1. You need a QI before you sell:
All exchange transactions, from the sale of the relinquished property to the purchase of the replacement property(ies), must be completed with the assistance of a Qualified Intermediary (“QI”), also known as a 1031 Accommodator or Facilitator. The job of the QI is to help you navigate the complicated 1031 real estate exchange process, helping you properly comply with each of the exchange code’s regulations and requirements. A QI is an independent entity that is not the investor, an agent of the investor, or a related party to the investor and that enters into a written agreement with the investor to complete the exchange transactions on behalf of the investors for the purpose of adhering to 1031 real estate exchange requirements.
2. Get started early:
When asked what advice he regularly gives clients, Thomas Bottenberg, Executive Vice President at FYNTEX, a qualified intermediary, said, “Start looking for properties early, even before you close. The 45-day identification period does go by very quickly.”
3. Know your 45-day identification period rules:
There are very specific identification period requirements for a 1031 real estate exchange. Replacement properties under consideration for acquisition in a 1031 exchange should be identified to the QI and must be identified no later than midnight of the 45th calendar day following the close of the relinquished property sale transaction. 1031 exchange investors must comply with one of the three property identification rules when identifying potential replacement properties. These rules include the Three Property Identification Rule, the 200% of Fair Market Value Identification Rule, and the 95% Identification Exception.

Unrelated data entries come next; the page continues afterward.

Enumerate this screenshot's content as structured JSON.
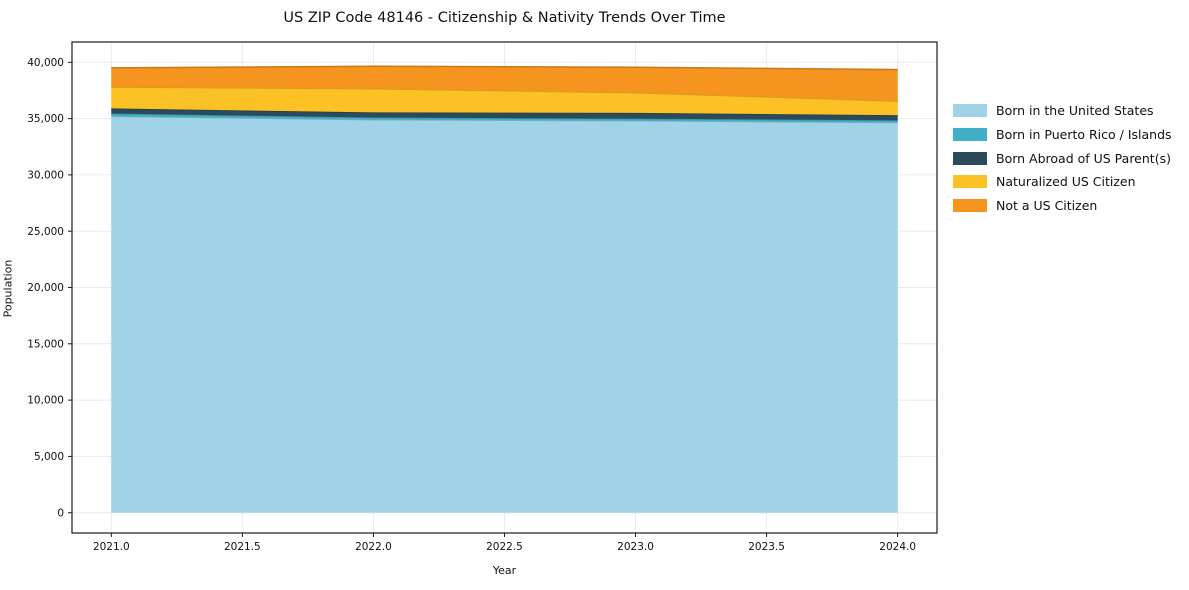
{
  "chart_data": {
    "type": "area",
    "stacked": true,
    "title": "US ZIP Code 48146 - Citizenship & Nativity Trends Over Time",
    "xlabel": "Year",
    "ylabel": "Population",
    "x": [
      2021,
      2022,
      2023,
      2024
    ],
    "series": [
      {
        "name": "Born in the United States",
        "color": "#a1d3e8",
        "values": [
          35200,
          34900,
          34800,
          34650
        ]
      },
      {
        "name": "Born in Puerto Rico / Islands",
        "color": "#41afc5",
        "values": [
          250,
          200,
          200,
          200
        ]
      },
      {
        "name": "Born Abroad of US Parent(s)",
        "color": "#2b4a5b",
        "values": [
          450,
          450,
          500,
          450
        ]
      },
      {
        "name": "Naturalized US Citizen",
        "color": "#fcc125",
        "values": [
          1900,
          2100,
          1800,
          1250
        ]
      },
      {
        "name": "Not a US Citizen",
        "color": "#f5941f",
        "values": [
          1700,
          2000,
          2250,
          2800
        ]
      }
    ],
    "totals": [
      39500,
      39650,
      39550,
      39350
    ],
    "xticks": {
      "values": [
        2021.0,
        2021.5,
        2022.0,
        2022.5,
        2023.0,
        2023.5,
        2024.0
      ],
      "labels": [
        "2021.0",
        "2021.5",
        "2022.0",
        "2022.5",
        "2023.0",
        "2023.5",
        "2024.0"
      ]
    },
    "yticks": {
      "values": [
        0,
        5000,
        10000,
        15000,
        20000,
        25000,
        30000,
        35000,
        40000
      ],
      "labels": [
        "0",
        "5,000",
        "10,000",
        "15,000",
        "20,000",
        "25,000",
        "30,000",
        "35,000",
        "40,000"
      ]
    },
    "xlim": [
      2020.85,
      2024.15
    ],
    "ylim": [
      -1800,
      41800
    ],
    "grid": true,
    "legend_position": "right-outside",
    "colors": {
      "grid": "#ebebeb",
      "spine": "#1a1a1a",
      "text": "#111111",
      "background": "#ffffff"
    }
  }
}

4. Tax deferral leverages your income:
Deferring capital gains tax payments through a 1031 exchange enables investors to leverage the income earned on the sale of a relinquished property and earn greater proceeds on a reinvestment in a replacement property. The potential value of reinvestment proceeds could increase incrementally each time an investor defers the payment of capital gains taxes and exchanges real estate property through a 1031 real estate exchange.
5. Use a Delaware Statutory Trust as a backup plan:
Jonathan Kinney of Bean, Kinney, & Korman Attorneys in the newsletter entitled 1031 Exchanges with a Twist, “The main advantage of the Delaware Statutory Trust is that you can identify the trust’s real estate as one of the three replacement properties by the end of the 45-day identification period for a 1031 Exchange. The trust can serve as a backup if the preferred exchanges are unable to be consummated for any reason during the statutory period. In other words, the Delaware Statutory Trust can be an effective backstop in a 1031 Exchange.”
“[A DST backup plan] is incredibly helpful. In the old days, we never had that. If you couldn’t find a property, you took your money back and paid the taxes.” Thomas Bottenberg said in an interview with 1031 Crowdfunding.
While the information provided above has been researched and is thought to be reasonable and accurate, it’s important to talk with your tax professional regarding your personal tax situation.